4. Just because a person is related to you does not mean he/she has to love you or even like you. Forget whatever the perpetrator said about loving you. These people have no conception of what love is. Choose a new family if necessary. Somebody told me the other day that she is not fond of her sisters. This is largely because her mother insisted that the sisters would be each other's best friends. The family has had many difficult times. My children today are good friends with each other although they are not in constant contact. My parenting strategy was: this is your sibling. You may not mistreat him/her. That was the only rule. I didn't assume anything about whether they'd like each other or not. They didn't have to play together although they often chose to. I know this stems somewhat from a large age difference with my own brother, but though we were good friends, I never felt "required" to even like him. I don't like either of my parents. I recognize that they did not do everything wrong (even a stopped clock is right twice a day), but they made plenty of bad choices and I suffered.

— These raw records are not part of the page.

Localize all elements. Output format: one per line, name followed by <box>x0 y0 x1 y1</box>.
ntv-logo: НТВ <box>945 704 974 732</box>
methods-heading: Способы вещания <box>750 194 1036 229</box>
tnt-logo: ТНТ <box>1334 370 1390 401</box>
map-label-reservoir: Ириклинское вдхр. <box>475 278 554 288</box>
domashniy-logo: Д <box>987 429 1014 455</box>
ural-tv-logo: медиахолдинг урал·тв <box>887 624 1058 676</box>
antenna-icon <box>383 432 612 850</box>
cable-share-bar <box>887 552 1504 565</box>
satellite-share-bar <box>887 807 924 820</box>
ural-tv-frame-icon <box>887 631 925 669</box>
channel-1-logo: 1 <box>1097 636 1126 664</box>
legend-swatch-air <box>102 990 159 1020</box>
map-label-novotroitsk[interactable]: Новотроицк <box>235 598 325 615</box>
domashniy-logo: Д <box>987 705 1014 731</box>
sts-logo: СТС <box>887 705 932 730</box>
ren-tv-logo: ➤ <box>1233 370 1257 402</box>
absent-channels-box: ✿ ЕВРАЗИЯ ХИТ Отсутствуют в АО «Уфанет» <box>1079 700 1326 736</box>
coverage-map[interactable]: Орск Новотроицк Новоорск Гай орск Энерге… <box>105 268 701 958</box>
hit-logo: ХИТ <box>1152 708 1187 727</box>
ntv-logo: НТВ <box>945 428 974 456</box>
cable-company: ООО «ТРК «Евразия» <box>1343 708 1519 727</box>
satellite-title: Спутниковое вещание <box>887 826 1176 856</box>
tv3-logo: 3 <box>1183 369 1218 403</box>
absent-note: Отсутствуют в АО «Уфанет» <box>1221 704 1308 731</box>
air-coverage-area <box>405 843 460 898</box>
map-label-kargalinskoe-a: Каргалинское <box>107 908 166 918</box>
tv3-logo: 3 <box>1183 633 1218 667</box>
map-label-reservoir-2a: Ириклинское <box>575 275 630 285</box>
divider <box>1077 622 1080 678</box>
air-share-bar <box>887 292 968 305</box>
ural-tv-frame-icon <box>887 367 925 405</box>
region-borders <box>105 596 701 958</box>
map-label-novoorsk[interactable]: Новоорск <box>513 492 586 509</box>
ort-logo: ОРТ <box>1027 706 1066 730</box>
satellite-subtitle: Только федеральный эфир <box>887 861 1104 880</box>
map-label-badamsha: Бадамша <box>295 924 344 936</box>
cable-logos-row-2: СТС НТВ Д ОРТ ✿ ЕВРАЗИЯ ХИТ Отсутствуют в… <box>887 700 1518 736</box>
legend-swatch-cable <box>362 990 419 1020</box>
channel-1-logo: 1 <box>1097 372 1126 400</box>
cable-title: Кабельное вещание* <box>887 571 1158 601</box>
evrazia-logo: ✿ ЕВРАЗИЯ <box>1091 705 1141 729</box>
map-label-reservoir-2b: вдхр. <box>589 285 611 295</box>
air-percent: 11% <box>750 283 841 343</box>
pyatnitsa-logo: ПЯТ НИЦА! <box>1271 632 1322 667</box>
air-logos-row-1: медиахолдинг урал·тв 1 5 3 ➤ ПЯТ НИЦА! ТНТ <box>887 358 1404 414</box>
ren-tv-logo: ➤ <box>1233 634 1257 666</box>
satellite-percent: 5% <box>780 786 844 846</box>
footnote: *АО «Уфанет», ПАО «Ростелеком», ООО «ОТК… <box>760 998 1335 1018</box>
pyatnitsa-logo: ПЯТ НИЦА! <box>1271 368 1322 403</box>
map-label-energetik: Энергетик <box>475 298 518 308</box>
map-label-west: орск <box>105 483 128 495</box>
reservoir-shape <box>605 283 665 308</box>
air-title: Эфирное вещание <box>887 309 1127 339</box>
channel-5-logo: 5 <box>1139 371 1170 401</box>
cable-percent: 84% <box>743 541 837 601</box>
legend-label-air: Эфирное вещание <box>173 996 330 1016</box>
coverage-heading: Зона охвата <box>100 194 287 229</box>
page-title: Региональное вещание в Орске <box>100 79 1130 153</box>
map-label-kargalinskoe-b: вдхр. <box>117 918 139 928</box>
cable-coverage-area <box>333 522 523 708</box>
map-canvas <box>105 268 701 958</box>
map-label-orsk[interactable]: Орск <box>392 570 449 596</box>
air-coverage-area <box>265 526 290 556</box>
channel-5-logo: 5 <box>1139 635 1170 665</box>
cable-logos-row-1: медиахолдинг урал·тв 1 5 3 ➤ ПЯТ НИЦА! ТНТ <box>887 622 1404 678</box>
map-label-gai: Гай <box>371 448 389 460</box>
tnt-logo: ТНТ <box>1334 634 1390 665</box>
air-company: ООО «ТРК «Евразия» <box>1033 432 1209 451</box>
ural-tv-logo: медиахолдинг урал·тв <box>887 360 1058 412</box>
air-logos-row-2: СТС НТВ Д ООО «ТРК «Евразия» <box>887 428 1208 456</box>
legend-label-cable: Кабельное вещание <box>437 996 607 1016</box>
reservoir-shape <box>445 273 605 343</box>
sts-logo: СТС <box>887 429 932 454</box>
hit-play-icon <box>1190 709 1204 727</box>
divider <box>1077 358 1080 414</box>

5. Looking into your family history gives you a lot of valuable information. An unemotional look into history can show you where you need to make adjustments. You are unlikely to be reading this and wanting to repeat your personal history. What were you told about yourself as a child? Is it in any way true? If some parts are true, do you believe you can shut off the tape in your head and pay attention to current reality? Recovered alcoholics and drug addicts do this daily. They say, "In the past, I drank (or whatever) to excess. It caused me problems. Current reality is that I can choose not to do the addictive behavior and do something else instead." You can say, "In the past, I was told I was worthless. That turned out to be false. Current reality is that I have a responsible job (two kids, or whatever) and I can add meaning to my own life and that of others." What somebody a generation or more ago chose to do may affect you at some level, but you are your own person and you can choose how you are going to be.

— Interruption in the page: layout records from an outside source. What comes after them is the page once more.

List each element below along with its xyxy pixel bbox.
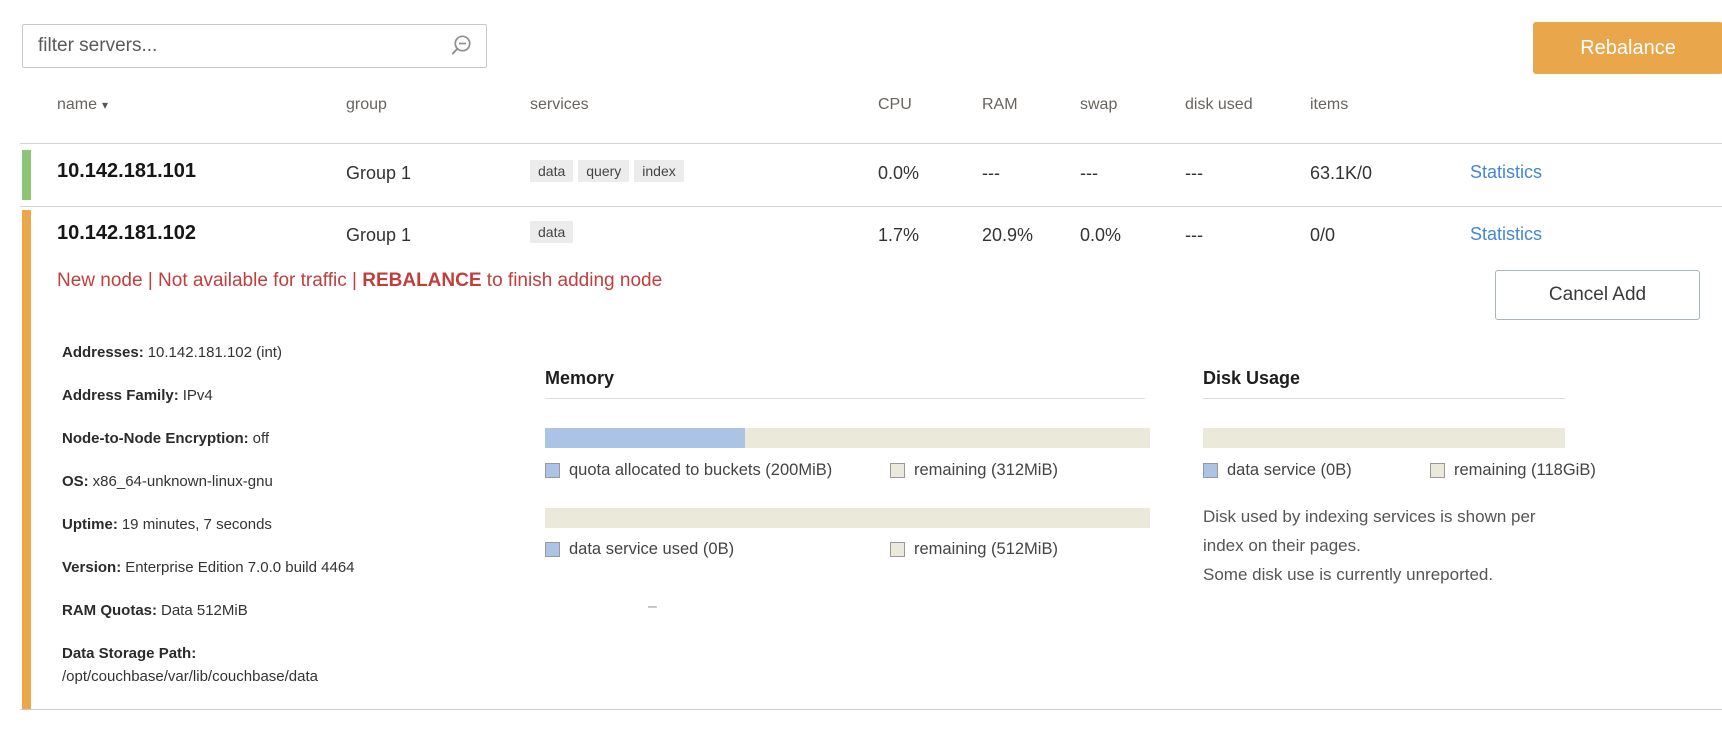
column-header-name[interactable]: name ▾	[57, 96, 109, 113]
server-name: 10.142.181.101	[57, 160, 197, 182]
warning-prefix: New node | Not available for traffic |	[57, 270, 363, 291]
legend-data-service-remaining: remaining (512MiB)	[890, 540, 1058, 559]
memory-quota-gauge	[545, 428, 1150, 448]
ram-value: ---	[982, 163, 1000, 183]
legend-disk-data-service: data service (0B)	[1203, 461, 1352, 480]
disk-note-line1: Disk used by indexing services is shown …	[1203, 507, 1536, 555]
detail-ram-quotas: RAM Quotas: Data 512MiB	[62, 602, 248, 619]
service-badge-data: data	[530, 160, 574, 182]
service-badge-query: query	[578, 160, 630, 182]
detail-storage-path-label: Data Storage Path:	[62, 645, 197, 662]
legend-swatch-used	[545, 542, 560, 557]
swap-value: ---	[1080, 163, 1098, 183]
items-value: 0/0	[1310, 225, 1336, 245]
statistics-link[interactable]: Statistics	[1470, 224, 1543, 244]
detail-node-encryption: Node-to-Node Encryption: off	[62, 430, 270, 447]
bottom-divider	[20, 709, 1722, 710]
service-badges: data	[530, 221, 574, 243]
legend-swatch-used	[1203, 463, 1218, 478]
collapsed-section-dash: –	[648, 598, 657, 615]
disk-used-value: ---	[1185, 225, 1203, 245]
memory-data-service-gauge	[545, 508, 1150, 528]
legend-swatch-remaining	[890, 463, 905, 478]
column-header-group: group	[346, 96, 387, 113]
detail-os: OS: x86_64-unknown-linux-gnu	[62, 473, 273, 490]
filter-servers-box	[22, 24, 487, 68]
disk-usage-section-title: Disk Usage	[1203, 368, 1301, 388]
cancel-add-button[interactable]: Cancel Add	[1495, 270, 1700, 320]
legend-swatch-remaining	[1430, 463, 1445, 478]
service-badge-index: index	[634, 160, 684, 182]
node-status-bar-healthy	[22, 150, 31, 200]
new-node-warning: New node | Not available for traffic | R…	[57, 270, 662, 292]
column-header-swap: swap	[1080, 96, 1118, 113]
server-row-102-expanded[interactable]: 10.142.181.102 Group 1 data 1.7% 20.9% 0…	[0, 206, 1722, 710]
swap-value: 0.0%	[1080, 225, 1122, 245]
statistics-link[interactable]: Statistics	[1470, 162, 1543, 182]
server-group: Group 1	[346, 225, 412, 245]
items-value: 63.1K/0	[1310, 163, 1373, 183]
filter-servers-input[interactable]	[38, 35, 448, 57]
legend-data-service-used: data service used (0B)	[545, 540, 734, 559]
server-row-101[interactable]: 10.142.181.101 Group 1 data query index …	[0, 143, 1722, 206]
header-divider	[20, 143, 1722, 144]
detail-address-family: Address Family: IPv4	[62, 387, 213, 404]
search-icon	[451, 35, 471, 55]
column-header-services: services	[530, 96, 589, 113]
detail-uptime: Uptime: 19 minutes, 7 seconds	[62, 516, 272, 533]
detail-storage-path-value: /opt/couchbase/var/lib/couchbase/data	[62, 668, 319, 685]
sort-desc-icon: ▾	[102, 98, 109, 112]
ram-value: 20.9%	[982, 225, 1034, 245]
detail-addresses: Addresses: 10.142.181.102 (int)	[62, 344, 282, 361]
cpu-value: 0.0%	[878, 163, 920, 183]
detail-version: Version: Enterprise Edition 7.0.0 build 4…	[62, 559, 355, 576]
column-header-ram: RAM	[982, 96, 1018, 113]
legend-swatch-used	[545, 463, 560, 478]
legend-quota-allocated: quota allocated to buckets (200MiB)	[545, 461, 832, 480]
memory-section-title: Memory	[545, 368, 615, 388]
warning-rebalance-keyword: REBALANCE	[362, 270, 482, 291]
disk-usage-note: Disk used by indexing services is shown …	[1203, 502, 1553, 589]
disk-note-line2: Some disk use is currently unreported.	[1203, 565, 1494, 584]
server-name: 10.142.181.102	[57, 222, 197, 244]
legend-quota-remaining: remaining (312MiB)	[890, 461, 1058, 480]
legend-disk-remaining: remaining (118GiB)	[1430, 461, 1596, 480]
disk-usage-gauge	[1203, 428, 1565, 448]
node-status-bar-pending	[22, 210, 31, 710]
warning-suffix: to finish adding node	[481, 270, 663, 291]
rebalance-button[interactable]: Rebalance	[1533, 22, 1722, 74]
column-header-items: items	[1310, 96, 1349, 113]
server-group: Group 1	[346, 163, 412, 183]
disk-used-value: ---	[1185, 163, 1203, 183]
disk-title-rule	[1203, 398, 1565, 399]
row-divider	[20, 206, 1722, 207]
memory-quota-gauge-fill	[545, 428, 745, 448]
service-badges: data query index	[530, 160, 684, 182]
column-header-cpu: CPU	[878, 96, 912, 113]
cpu-value: 1.7%	[878, 225, 920, 245]
column-header-disk-used: disk used	[1185, 96, 1253, 113]
legend-swatch-remaining	[890, 542, 905, 557]
service-badge-data: data	[530, 221, 574, 243]
memory-title-rule	[545, 398, 1145, 399]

6. You are the only one who can rescue you. Others will help, and gladly. No matter what "they" did to you, you are the person who is going to overcome that obstacle. You have to give up being a victim. You have to get up out of the dust and become a new creation. You have to re-invent yourself. There is no magic for this. No one will love you until you love yourself. I believe that God has created you and me for some reason. I believe that we all have obstacles to overcome and that the obstacles, though different for each of us, are there to help us discover who God intends us to be. As the old 70's poster pointed out: God don't make junk. Be strong and brave: look at the parts of your life and see what wonderful things you can do with your abilities, talents, and unique spirit.

It is amazing when we take a new look at our family history.Accepting it as it is helps us to imagine what it can be.